Materials that defy conventional lattice expansion at elevated temperatures and compression at high pressures hold immense potential for forefront functional applications, yet they remain unexplored. We present a rhenium-loaded zeolitic-A framework (Re-ZTA) that co-exhibits negative thermal expansion (NTE) and exceptional negative volumetric compressibility (NVC)-two rare, counterintuitive properties. These exotic phenomena manifested by Re-ZTA are ascribed to the occupation of the guest moieties, NH₄ReO₄ and NH₄NO₃, on the surface and within the pores.
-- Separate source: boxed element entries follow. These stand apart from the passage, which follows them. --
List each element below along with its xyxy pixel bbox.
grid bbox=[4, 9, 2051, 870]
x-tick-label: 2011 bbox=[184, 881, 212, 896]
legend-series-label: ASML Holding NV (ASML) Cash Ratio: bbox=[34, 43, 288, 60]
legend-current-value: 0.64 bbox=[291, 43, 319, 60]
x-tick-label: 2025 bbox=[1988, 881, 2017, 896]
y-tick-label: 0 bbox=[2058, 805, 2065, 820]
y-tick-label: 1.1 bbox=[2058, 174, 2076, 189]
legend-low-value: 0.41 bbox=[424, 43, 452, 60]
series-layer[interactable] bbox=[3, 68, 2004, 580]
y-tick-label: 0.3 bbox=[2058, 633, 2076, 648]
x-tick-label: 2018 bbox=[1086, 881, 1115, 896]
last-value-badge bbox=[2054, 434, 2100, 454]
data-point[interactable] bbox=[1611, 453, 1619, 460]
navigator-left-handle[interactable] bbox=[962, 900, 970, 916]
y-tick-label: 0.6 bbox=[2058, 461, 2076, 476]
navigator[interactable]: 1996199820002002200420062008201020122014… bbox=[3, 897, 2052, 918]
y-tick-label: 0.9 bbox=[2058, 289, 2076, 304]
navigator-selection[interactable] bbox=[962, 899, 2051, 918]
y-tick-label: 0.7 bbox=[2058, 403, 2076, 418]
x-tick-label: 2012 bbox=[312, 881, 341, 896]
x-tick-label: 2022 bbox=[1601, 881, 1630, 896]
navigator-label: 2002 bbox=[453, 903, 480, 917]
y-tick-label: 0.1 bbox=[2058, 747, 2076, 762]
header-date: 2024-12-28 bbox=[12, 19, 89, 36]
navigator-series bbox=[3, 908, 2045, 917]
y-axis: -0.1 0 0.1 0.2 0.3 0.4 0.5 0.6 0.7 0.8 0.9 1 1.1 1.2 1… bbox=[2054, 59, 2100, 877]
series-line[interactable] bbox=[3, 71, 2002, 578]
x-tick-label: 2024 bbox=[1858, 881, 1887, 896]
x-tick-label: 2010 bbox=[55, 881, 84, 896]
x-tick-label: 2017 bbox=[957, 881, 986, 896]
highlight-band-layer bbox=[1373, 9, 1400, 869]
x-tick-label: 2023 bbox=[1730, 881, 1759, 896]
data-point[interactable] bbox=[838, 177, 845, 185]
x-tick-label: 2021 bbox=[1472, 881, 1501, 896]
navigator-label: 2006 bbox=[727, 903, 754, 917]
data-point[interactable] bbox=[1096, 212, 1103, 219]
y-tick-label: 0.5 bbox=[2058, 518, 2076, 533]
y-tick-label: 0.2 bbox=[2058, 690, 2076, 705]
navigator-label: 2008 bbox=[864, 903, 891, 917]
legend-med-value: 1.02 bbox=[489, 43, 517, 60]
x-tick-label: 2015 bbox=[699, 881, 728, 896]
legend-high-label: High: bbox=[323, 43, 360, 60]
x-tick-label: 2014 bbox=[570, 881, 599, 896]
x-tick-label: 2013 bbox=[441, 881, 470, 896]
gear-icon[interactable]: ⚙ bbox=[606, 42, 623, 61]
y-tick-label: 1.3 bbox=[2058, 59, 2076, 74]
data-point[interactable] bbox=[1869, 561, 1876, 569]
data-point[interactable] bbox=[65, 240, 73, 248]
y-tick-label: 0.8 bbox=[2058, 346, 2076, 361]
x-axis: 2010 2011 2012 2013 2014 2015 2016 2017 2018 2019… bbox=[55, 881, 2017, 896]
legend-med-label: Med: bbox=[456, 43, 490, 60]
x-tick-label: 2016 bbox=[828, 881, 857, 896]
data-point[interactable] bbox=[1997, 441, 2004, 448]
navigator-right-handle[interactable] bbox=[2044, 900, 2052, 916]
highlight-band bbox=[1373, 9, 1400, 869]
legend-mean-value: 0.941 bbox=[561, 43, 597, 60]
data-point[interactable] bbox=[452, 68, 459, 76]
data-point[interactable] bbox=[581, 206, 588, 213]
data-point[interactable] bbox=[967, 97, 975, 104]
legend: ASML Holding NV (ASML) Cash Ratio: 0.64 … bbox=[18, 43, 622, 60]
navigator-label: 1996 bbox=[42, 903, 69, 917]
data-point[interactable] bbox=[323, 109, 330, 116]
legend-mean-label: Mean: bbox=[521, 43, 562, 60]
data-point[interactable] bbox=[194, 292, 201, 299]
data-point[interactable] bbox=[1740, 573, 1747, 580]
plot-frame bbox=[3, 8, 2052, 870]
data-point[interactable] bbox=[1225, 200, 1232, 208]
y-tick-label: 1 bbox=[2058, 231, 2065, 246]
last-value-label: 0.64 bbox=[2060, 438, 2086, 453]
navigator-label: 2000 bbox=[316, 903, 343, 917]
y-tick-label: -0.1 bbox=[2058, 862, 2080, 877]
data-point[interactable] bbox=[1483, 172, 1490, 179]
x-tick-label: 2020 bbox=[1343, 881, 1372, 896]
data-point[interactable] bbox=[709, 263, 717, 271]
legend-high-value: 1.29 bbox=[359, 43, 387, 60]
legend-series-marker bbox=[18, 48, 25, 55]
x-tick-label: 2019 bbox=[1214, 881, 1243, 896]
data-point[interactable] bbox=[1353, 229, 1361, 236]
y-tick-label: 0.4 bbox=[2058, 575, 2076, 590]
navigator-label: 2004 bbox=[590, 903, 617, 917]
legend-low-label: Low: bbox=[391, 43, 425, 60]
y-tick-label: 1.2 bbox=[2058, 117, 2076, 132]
While the intrinsic NTE of the guest moieties and their anchoring effect on the bridging oxygen atoms of Re-ZTA trigger the tetrahedral rotation to facilitate the NTE behaviour until 205 °C, the progressive intrusion of the guest moieties into the pores from the surface of Re-ZTA is responsible for the observed switching from conventional compression to NVC above a critical pressure of 1.4 GPa. The framework structure was irreversibly amorphized at 4.6 GPa due to the accumulation of pressure-induced structural disorder, while the same was evident at a temperature beyond 205 °C due to the local instability of the framework. Remarkably, isothermal high-pressure diffraction studies at 70 °C and 130 °C exhibited the unexpected loss of NVC to typical compression owing to the thermal degradation of guest moieties while demonstrating enhanced structural stability by minimizing the structural disorder. These findings position Re-ZTA as a promising candidate for next-generation functional materials that offer tunable thermo-mechanical response under extreme conditions, paving the way for contemporary materials exhibiting simultaneous NTE, exceptional NVC and temperature-induced switching for structural, electronic and energy-related applications.